Milano, 1 agosto 2014 – Omicidio aggravato da futili motivi e occultamento di cadavere. Il pubblico ministero Grazia Pradella ha chiesto ieri il giudizio immediato per i due indiani, Rajeshwar Singh, 29 anni, attualmente in carcere insieme alla fidanzata Gagandeep Kaur, di 30 anni, che il 27 gennaio uccisero (secondo l’accusa) Mahtab Savoji, la ragazza iraniana di 29 anni, studentessa all’Accademia di Brera e poi ne scaricarono il corpo, chiuso in valigia, in un canale del Lido di Venezia.Nessuno dei due giovani, in questi sei mesi di carcere,ha mai confessato il delitto. Lui ha continuato ad accusare lei, lei ha continuato ad avvelersi della facoltà di non rispondere. Eppure le relazioni dell’anatomopatologo prima, e dei periti incaricati dalla procura poi, hanno ricostruito anche i dettagli di quella notte in cui i due fidanzati portarono a termine un piano omicida delirante. Ad uccidere Mahtab, secondo l’accusa, sarebbero stati entrambi, concordi. La morte, avvenuta per «asfissia meccanica». Secondo la perizia, la giovane sarebbe stata uccisa con la collana d’oro che portava al collo Rajeshwar Singh.
Una catena dalle maglie piuttosto grosse che lui avrebbe stretto attorno al collo della ragazza, mentre la fidanzata le teneva bloccate le braccia. A conferma di questo particolare, sul collo della iraniana sono state trovati piccoli frammenti di oro della catena. Un omicidio che, per le modalità, secondo l’accusa, non può che essere stato commesso da due persone. Come movente la gelosia, anzi «una vera e propria ossessione» da parte della fidanzata e futura sposa, che non tollerava più le attenzioni di lui nei confronti della bella coinquilina. Così, il piano criminoso partorito in una notte ambigua e confusa dall’alcol.
I tre cenano, giocano, finiscono a dormire vicini, sguardi d’intesa innocui, ma che nella mente ossessionata di Gagandeep Kaur scatenano un istinto violento, secondo gli inquirenti. La cronaca dell’omicidio ricomincia all’alba del 28 gennaio, non più a Milano, nell’appartamento di via Pericle 5, ma molto più lontano, al Lido di Venezia. Un corpo di donna affiora dalle acque di un canale di via Loredan. Lei è giovane, bella e completamente nuda se non per un filo di perline colorate attorno al collo, con un ciondolo. Inizia da qui quello che, per qualche giorno sarà il giallo della ragazza morta e chiusa in valigia: senza nome, senza passato.

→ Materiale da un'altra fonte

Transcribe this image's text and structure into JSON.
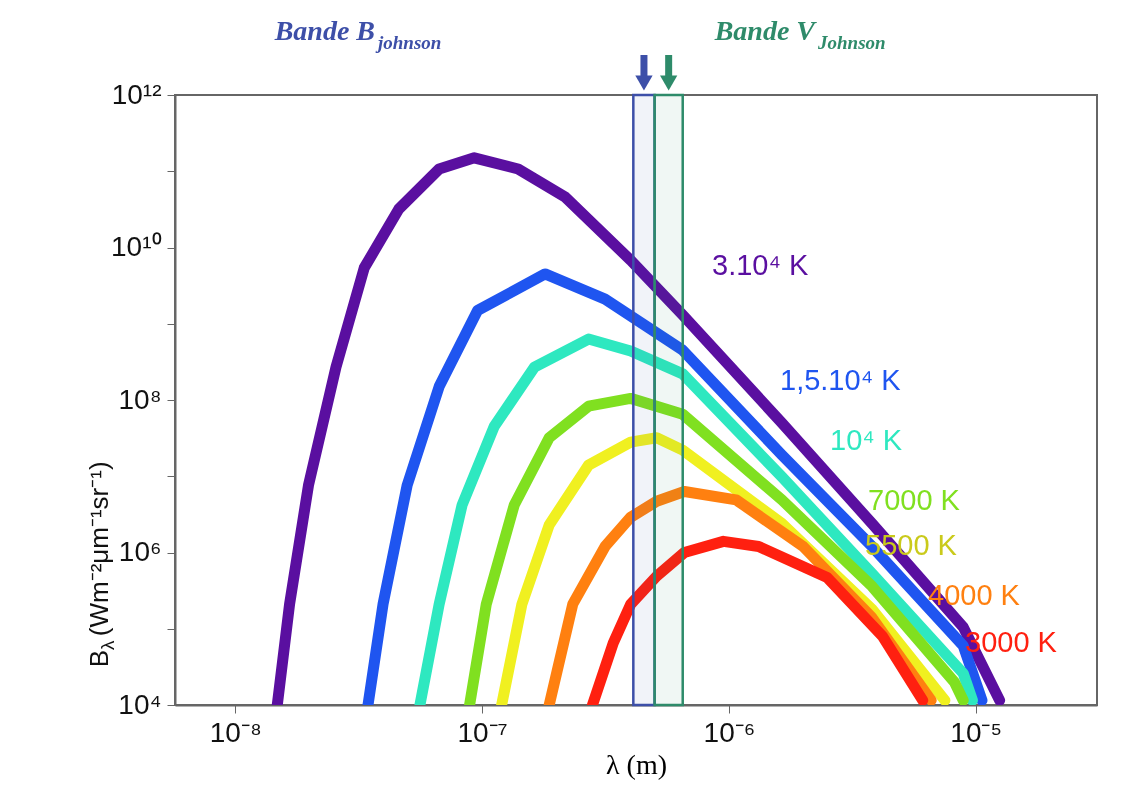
{
  "chart_data": {
    "type": "line",
    "xlabel": "λ   (m)",
    "ylabel": "B$_{λ}$ (Wm⁻²μm⁻¹sr⁻¹)",
    "log": "xy",
    "xlim": [
      5.7e-09,
      3.1e-05
    ],
    "ylim": [
      10000.0,
      1000000000000.0
    ],
    "xticks": [
      {
        "value": 1e-08,
        "label": "10⁻⁸"
      },
      {
        "value": 1e-07,
        "label": "10⁻⁷"
      },
      {
        "value": 1e-06,
        "label": "10⁻⁶"
      },
      {
        "value": 1e-05,
        "label": "10⁻⁵"
      }
    ],
    "yticks": [
      {
        "value": 10000.0,
        "label": "10⁴"
      },
      {
        "value": 100000.0,
        "label": null
      },
      {
        "value": 1000000.0,
        "label": "10⁶"
      },
      {
        "value": 10000000.0,
        "label": null
      },
      {
        "value": 100000000.0,
        "label": "10⁸"
      },
      {
        "value": 1000000000.0,
        "label": null
      },
      {
        "value": 10000000000.0,
        "label": "10¹⁰"
      },
      {
        "value": 100000000000.0,
        "label": null
      },
      {
        "value": 1000000000000.0,
        "label": "10¹²"
      }
    ],
    "grid": false,
    "marker": "none",
    "line_style": "solid",
    "bands": [
      {
        "axis": "x",
        "from": 4.1e-07,
        "to": 5e-07,
        "label": "Bande B$_{johnson}$",
        "color": "#3d4fa8"
      },
      {
        "axis": "x",
        "from": 5e-07,
        "to": 6.5e-07,
        "label": "Bande V$_{Johnson}$",
        "color": "#2e8b6a"
      }
    ],
    "series": [
      {
        "name": "3.10⁴ K",
        "color": "#5a0fa0",
        "x": [
          1.48e-08,
          1.66e-08,
          1.98e-08,
          2.56e-08,
          3.33e-08,
          4.6e-08,
          6.7e-08,
          9.3e-08,
          1.4e-07,
          2.17e-07,
          4e-07,
          6.5e-07,
          1.64e-06,
          3.8e-06,
          8.9e-06,
          1.25e-05
        ],
        "values": [
          10000.0,
          210000.0,
          7600000.0,
          270000000.0,
          5400000000.0,
          32000000000.0,
          107000000000.0,
          150000000000.0,
          107000000000.0,
          46000000000.0,
          6800000000.0,
          1300000000.0,
          50000000.0,
          2400000.0,
          105000.0,
          11500.0
        ]
      },
      {
        "name": "1,5.10⁴ K",
        "color": "#1f55f0",
        "x": [
          3.45e-08,
          3.97e-08,
          4.97e-08,
          6.7e-08,
          9.6e-08,
          1.8e-07,
          3.15e-07,
          6.5e-07,
          1.64e-06,
          3.8e-06,
          8.9e-06,
          1.06e-05
        ],
        "values": [
          10000.0,
          210000.0,
          7600000.0,
          150000000.0,
          1500000000.0,
          4500000000.0,
          2100000000.0,
          450000000.0,
          19000000.0,
          1200000.0,
          60000.0,
          11500.0
        ]
      },
      {
        "name": "10⁴ K",
        "color": "#2ee8c0",
        "x": [
          5.6e-08,
          6.7e-08,
          8.3e-08,
          1.12e-07,
          1.63e-07,
          2.7e-07,
          4e-07,
          6.5e-07,
          1.64e-06,
          3.8e-06,
          8.9e-06,
          9.7e-06
        ],
        "values": [
          10000.0,
          210000.0,
          4200000.0,
          45000000.0,
          270000000.0,
          630000000.0,
          440000000.0,
          220000000.0,
          9800000.0,
          530000.0,
          26000.0,
          11500.0
        ]
      },
      {
        "name": "7000 K",
        "color": "#80e020",
        "x": [
          8.9e-08,
          1.04e-07,
          1.35e-07,
          1.87e-07,
          2.7e-07,
          4e-07,
          6.5e-07,
          1.64e-06,
          3.8e-06,
          8.2e-06,
          8.9e-06
        ],
        "values": [
          10000.0,
          210000.0,
          4200000.0,
          32000000.0,
          83000000.0,
          105000000.0,
          65000000.0,
          4900000.0,
          360000.0,
          20000.0,
          11500.0
        ]
      },
      {
        "name": "5500 K",
        "color": "#f0f020",
        "x": [
          1.2e-07,
          1.45e-07,
          1.87e-07,
          2.7e-07,
          4e-07,
          5.1e-07,
          6.5e-07,
          1.64e-06,
          3.8e-06,
          7.5e-06
        ],
        "values": [
          10000.0,
          210000.0,
          2300000.0,
          14000000.0,
          28000000.0,
          32000000.0,
          22000000.0,
          2400000.0,
          180000.0,
          11500.0
        ]
      },
      {
        "name": "4000 K",
        "color": "#ff8010",
        "x": [
          1.87e-07,
          2.33e-07,
          3.15e-07,
          4e-07,
          5.1e-07,
          6.6e-07,
          1.07e-06,
          2e-06,
          3.8e-06,
          6.6e-06
        ],
        "values": [
          10000.0,
          210000.0,
          1200000.0,
          2900000.0,
          4700000.0,
          6300000.0,
          4900000.0,
          1200000.0,
          140000.0,
          11500.0
        ]
      },
      {
        "name": "3000 K",
        "color": "#ff2010",
        "x": [
          2.8e-07,
          3.4e-07,
          4e-07,
          5.1e-07,
          6.6e-07,
          9.5e-07,
          1.32e-06,
          2.5e-06,
          4.2e-06,
          6.1e-06
        ],
        "values": [
          10000.0,
          65000.0,
          210000.0,
          490000.0,
          1000000.0,
          1400000.0,
          1200000.0,
          470000.0,
          79000.0,
          11500.0
        ]
      }
    ]
  }
}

Per risalire alla sua identità i poliziotti ricorrono alle impronte digitali. Con Venezia, però, non ha nulla a che fare: da un anno e mezzo vive e studia a Milano. Accademia di Belle Arti, biennio specialistico in Scenografia. Di nuovo a Milano, arriva la soluzione del mistero, a meno di una settimana dal ritrovamento del suo corpo. Rajeshwar Singh, portiere d’albergo e Gagandeep Kaur, cameriera, entrambi suoi coinquilini, davanti al magistrato raccontano una verità piena di lacune e un macabro viaggio di 12 ore tra la Lombardia e il Veneto con il corpo denudato infilato in un trolley. Prima il tentativo di gettare il cadavere nelle acque del lago di Lecco: troppa folla. Quindi la decisione di ripiegare su Venezia. L’arrivo in treno, il vaporetto fino al Lido, Mahtab buttata nel canale e infine il ritorno a Milano, in taxi: 500 euro contrattati con l’autista che poi andrà dalla polizia a raccontare di quella strana coppia disposta a tutto pur di tornare a Milano. La sua testimonianza, insieme ai tabulati telefonici e alle telecamere che registreranno il passaggio della coppia tra Milano e Venezia, sarà fondamentale alla Squadra mobile di Milano e a quella di Venezia per incastrare i due.